Show Marks 40th Anniversary Of Marley’s Shooting

KINGSTON, Jamaica — On the evening of December 3 1976 when Bob Marley was shot at his Hope Road home, Colin Leslie was in a meeting nearby at Sheraton Hotel. Makeda Beckford was not born.

Both were at the Marley Museum (site of the incident) last Saturday. The 40th anniversary of the shooting was marked by the Smile Jamaica show, a commemoration of the peace concert that took place just two days after Marley, his wife Rita, manager Don Taylor and friend Lewis Griffiths were shot and injured while rehearsing for the show.

Today is the 40th anniversary of the Smile Jamaica concert at National Heroes Park in Central Kingston.

Sitting just yards from the site of the actual shooting (known as ‘The Shot Room’), Leslie is aware that not many young Jamaicans know details of the incident and origins of the concert.

“I think they (organisers) started late but at least they acknowledged it and did something. Forty years is a good stretch…A lot of the people who were around then are gone,” he told the OBSERVER ONLINE.What 20-odd-year-old Beckford knows about the shooting/concert, she “heard from my father, watching documentaries and the tour (of the Marley Museum).”

Standing with friends near to the back of the museum, she has a good sense of what caused the government of prime minister Michael Manley to promote the show just days before a general election.

“There was a lot of political tension an’ people didn’t want Bob to do the show, but he said no, ‘its for peace’ and did it,” she said.

Manley called the election for December 15 at the height of a State of Emergency.

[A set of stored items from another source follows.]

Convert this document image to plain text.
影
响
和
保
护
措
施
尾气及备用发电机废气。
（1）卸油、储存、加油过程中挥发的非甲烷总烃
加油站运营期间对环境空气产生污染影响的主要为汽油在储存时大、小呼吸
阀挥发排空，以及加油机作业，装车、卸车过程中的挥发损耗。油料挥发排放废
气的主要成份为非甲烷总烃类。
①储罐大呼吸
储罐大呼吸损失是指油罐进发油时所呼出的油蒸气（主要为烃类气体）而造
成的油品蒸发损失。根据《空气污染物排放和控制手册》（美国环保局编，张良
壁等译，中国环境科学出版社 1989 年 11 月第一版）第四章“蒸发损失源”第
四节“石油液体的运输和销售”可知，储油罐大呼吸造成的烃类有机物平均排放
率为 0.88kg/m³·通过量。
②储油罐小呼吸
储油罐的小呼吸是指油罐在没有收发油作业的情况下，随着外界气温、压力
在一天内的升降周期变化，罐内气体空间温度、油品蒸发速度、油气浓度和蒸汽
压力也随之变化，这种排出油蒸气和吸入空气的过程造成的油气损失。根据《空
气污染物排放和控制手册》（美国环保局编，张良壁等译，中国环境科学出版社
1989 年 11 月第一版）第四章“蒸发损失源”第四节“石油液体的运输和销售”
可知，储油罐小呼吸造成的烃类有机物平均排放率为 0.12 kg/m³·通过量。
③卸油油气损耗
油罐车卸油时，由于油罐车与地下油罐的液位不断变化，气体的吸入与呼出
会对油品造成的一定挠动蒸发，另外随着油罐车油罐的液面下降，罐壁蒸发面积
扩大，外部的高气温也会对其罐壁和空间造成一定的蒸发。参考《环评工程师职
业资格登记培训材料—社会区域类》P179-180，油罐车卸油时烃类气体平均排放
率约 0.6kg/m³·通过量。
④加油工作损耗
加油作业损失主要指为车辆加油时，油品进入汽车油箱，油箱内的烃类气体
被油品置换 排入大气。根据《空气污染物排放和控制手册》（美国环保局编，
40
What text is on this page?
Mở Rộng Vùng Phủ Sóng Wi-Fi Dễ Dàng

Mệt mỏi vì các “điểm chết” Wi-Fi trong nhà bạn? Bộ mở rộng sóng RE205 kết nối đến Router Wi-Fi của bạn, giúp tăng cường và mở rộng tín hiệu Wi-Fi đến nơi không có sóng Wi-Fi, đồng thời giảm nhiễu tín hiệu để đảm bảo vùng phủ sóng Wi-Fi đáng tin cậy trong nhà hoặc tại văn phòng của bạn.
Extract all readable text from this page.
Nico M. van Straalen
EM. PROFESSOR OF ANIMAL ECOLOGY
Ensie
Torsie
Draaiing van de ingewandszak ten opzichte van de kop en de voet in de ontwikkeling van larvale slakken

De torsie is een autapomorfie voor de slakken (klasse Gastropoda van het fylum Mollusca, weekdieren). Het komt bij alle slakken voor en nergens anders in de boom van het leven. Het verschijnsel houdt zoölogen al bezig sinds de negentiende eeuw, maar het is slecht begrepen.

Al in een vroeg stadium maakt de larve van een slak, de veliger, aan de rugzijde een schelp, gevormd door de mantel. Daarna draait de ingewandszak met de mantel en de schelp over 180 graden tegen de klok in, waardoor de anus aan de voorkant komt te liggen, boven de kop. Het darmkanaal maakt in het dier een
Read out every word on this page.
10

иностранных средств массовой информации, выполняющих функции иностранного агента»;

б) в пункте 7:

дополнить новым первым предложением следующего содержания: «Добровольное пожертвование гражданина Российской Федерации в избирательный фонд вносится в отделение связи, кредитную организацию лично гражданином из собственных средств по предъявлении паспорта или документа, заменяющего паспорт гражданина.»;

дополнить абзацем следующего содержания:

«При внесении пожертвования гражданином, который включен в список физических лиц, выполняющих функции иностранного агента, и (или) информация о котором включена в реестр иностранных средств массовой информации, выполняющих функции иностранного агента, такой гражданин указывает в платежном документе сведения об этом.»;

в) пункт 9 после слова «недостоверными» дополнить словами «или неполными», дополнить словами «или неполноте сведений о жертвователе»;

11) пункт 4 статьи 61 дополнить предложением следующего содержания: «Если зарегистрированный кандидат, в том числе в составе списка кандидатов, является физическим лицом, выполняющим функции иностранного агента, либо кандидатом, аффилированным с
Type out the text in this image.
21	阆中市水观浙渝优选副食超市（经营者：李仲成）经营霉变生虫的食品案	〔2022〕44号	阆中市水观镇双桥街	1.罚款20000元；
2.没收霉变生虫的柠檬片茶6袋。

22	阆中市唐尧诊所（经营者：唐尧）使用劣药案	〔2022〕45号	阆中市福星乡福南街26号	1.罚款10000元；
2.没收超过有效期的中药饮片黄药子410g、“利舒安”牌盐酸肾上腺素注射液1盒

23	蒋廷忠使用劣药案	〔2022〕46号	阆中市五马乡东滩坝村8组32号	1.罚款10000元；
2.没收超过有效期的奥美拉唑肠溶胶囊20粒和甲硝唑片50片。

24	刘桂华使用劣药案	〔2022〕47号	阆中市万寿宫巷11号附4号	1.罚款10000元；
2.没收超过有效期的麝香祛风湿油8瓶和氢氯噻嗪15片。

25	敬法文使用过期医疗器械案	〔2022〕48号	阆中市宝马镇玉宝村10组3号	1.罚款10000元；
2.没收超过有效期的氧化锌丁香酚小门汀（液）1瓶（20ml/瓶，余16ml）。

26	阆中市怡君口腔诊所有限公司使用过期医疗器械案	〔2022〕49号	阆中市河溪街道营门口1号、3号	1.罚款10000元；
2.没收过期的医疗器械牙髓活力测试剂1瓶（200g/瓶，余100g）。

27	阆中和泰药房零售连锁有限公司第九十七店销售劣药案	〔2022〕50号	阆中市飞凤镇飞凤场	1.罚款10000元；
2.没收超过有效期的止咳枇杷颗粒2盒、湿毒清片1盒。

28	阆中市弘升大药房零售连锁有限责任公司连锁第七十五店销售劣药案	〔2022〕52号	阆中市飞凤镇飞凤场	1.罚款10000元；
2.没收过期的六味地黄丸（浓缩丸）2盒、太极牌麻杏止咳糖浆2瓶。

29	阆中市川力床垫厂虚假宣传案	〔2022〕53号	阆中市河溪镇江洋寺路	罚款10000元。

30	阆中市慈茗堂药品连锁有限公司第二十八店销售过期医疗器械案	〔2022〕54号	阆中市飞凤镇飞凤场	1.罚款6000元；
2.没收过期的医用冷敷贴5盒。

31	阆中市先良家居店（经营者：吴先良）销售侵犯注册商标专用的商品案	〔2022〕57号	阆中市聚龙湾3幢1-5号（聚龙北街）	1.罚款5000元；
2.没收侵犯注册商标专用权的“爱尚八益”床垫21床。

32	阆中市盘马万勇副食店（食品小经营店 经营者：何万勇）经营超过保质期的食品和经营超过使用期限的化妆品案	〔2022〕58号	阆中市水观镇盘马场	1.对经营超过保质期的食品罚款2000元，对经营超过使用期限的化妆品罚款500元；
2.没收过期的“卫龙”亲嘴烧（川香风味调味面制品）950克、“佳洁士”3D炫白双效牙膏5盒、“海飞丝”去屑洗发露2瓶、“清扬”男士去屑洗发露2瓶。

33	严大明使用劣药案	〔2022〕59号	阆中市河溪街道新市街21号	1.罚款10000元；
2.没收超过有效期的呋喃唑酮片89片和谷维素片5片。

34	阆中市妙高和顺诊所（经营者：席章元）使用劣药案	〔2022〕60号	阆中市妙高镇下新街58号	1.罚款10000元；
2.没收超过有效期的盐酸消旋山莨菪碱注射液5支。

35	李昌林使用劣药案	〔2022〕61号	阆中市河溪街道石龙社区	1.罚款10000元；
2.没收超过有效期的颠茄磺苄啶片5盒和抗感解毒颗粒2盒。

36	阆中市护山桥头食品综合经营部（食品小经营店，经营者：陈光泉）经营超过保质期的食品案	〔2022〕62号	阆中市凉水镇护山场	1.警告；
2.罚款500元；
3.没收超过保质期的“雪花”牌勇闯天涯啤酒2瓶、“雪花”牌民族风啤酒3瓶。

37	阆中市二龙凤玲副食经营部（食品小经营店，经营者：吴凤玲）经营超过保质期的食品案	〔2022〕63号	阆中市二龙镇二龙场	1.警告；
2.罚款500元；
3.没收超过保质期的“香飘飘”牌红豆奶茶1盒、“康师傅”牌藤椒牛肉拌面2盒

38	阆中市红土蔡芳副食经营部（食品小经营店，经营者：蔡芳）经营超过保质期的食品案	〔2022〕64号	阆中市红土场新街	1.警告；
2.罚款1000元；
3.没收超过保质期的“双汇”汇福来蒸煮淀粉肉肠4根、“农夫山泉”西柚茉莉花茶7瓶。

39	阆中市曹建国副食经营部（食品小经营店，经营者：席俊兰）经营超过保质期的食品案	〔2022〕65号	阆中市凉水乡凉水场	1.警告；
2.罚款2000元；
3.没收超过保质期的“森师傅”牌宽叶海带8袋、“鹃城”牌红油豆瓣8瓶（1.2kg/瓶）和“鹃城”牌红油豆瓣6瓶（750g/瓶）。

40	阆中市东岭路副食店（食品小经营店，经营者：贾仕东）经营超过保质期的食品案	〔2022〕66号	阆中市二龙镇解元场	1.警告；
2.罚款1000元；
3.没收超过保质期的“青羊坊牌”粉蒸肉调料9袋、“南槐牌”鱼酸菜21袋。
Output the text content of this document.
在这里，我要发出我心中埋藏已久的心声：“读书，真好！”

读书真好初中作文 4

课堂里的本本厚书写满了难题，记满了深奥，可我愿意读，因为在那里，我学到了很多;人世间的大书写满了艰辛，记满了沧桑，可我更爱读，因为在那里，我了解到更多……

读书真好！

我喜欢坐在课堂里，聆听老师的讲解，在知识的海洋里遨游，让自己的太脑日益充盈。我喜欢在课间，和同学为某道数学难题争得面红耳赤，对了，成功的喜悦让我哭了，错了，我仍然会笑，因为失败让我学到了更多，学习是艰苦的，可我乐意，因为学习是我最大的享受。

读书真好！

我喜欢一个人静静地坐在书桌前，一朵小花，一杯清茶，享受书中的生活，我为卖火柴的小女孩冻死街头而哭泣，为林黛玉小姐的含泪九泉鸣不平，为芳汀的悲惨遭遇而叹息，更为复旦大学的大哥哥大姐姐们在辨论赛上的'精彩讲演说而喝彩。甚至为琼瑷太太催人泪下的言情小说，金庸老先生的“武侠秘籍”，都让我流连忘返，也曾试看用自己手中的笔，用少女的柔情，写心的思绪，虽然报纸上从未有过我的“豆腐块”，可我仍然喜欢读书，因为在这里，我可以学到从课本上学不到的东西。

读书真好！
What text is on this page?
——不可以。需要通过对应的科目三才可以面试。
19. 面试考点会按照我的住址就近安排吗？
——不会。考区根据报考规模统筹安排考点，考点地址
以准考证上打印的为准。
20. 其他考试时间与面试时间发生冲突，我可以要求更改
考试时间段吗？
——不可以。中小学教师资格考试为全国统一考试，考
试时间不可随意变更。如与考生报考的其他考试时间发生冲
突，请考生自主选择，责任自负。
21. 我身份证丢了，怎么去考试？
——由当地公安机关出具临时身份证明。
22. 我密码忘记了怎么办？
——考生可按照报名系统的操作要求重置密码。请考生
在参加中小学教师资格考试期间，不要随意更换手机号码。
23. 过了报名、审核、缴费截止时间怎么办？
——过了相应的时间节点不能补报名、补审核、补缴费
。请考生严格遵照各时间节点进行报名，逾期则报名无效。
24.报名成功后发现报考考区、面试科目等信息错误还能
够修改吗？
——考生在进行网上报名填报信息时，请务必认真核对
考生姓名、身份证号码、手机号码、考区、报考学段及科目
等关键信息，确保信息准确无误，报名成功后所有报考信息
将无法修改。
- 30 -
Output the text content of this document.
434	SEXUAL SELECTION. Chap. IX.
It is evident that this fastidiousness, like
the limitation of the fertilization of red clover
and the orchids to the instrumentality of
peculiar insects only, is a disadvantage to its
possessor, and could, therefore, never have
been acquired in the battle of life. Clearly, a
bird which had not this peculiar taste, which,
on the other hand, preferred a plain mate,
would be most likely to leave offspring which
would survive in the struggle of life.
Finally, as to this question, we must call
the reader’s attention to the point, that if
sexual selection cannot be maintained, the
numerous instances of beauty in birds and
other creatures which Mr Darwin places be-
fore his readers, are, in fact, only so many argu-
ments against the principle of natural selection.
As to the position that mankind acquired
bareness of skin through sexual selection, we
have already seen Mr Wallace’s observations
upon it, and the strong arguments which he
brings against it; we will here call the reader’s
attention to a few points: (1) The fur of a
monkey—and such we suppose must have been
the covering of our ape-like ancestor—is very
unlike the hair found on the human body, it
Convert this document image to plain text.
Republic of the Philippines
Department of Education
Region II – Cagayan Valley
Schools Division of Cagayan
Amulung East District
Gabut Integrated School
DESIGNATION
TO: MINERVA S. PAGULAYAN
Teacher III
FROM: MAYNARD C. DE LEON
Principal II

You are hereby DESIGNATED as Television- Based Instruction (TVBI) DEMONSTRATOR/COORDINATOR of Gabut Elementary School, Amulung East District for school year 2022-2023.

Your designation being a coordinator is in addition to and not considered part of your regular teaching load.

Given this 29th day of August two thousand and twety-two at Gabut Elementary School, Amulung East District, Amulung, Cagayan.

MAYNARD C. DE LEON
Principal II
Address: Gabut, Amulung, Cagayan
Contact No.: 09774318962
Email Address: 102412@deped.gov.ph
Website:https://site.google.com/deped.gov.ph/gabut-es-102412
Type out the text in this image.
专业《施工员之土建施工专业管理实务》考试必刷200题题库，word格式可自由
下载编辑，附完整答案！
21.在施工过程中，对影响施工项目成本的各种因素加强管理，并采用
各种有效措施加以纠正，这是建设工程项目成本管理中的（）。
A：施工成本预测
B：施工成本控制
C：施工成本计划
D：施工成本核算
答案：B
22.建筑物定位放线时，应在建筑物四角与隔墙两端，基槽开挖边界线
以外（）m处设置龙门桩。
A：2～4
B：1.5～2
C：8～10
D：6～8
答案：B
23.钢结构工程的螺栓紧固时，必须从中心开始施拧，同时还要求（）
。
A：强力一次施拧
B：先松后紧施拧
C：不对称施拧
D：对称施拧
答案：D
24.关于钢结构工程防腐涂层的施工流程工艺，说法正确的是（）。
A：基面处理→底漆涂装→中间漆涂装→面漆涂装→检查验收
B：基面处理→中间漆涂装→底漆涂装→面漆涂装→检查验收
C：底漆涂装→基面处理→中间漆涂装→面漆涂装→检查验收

Supporters of his People’s National Party and the Opposition Jamaica Labour Party were gripped in a bloody civil war.

At the time, Leslie was working for Marley’s Tuff Gong organisation as well as Island Records, the company that distributed his music. He said after the singer was treated for a wound to his arm at the University Hospital of the West Indies, he was taken to Strawberry Hills, the St Andrew retreat of Island owner Chris Blackwell.

On the evening of the show, Marley called the venue by radio before leaving his hideout to perform.

“A lot of people were saying he shouldn’t do it but in a split second he decided he would. He left in a convoy with a police escort at breakneck speed off the hill and went straight to the park,” Leslie recalled.

Marley performed, mainly backed by the Third World band. Most members of his band, The Wailers, fearing more violence, stayed away.

Following the show, Marley left for The Bahamas then England where he recorded what would be the epic Exodus album, released in 1977. He returned to Jamaica in April 1978 for the One Love Peace Concert at the National Stadium in Kingston.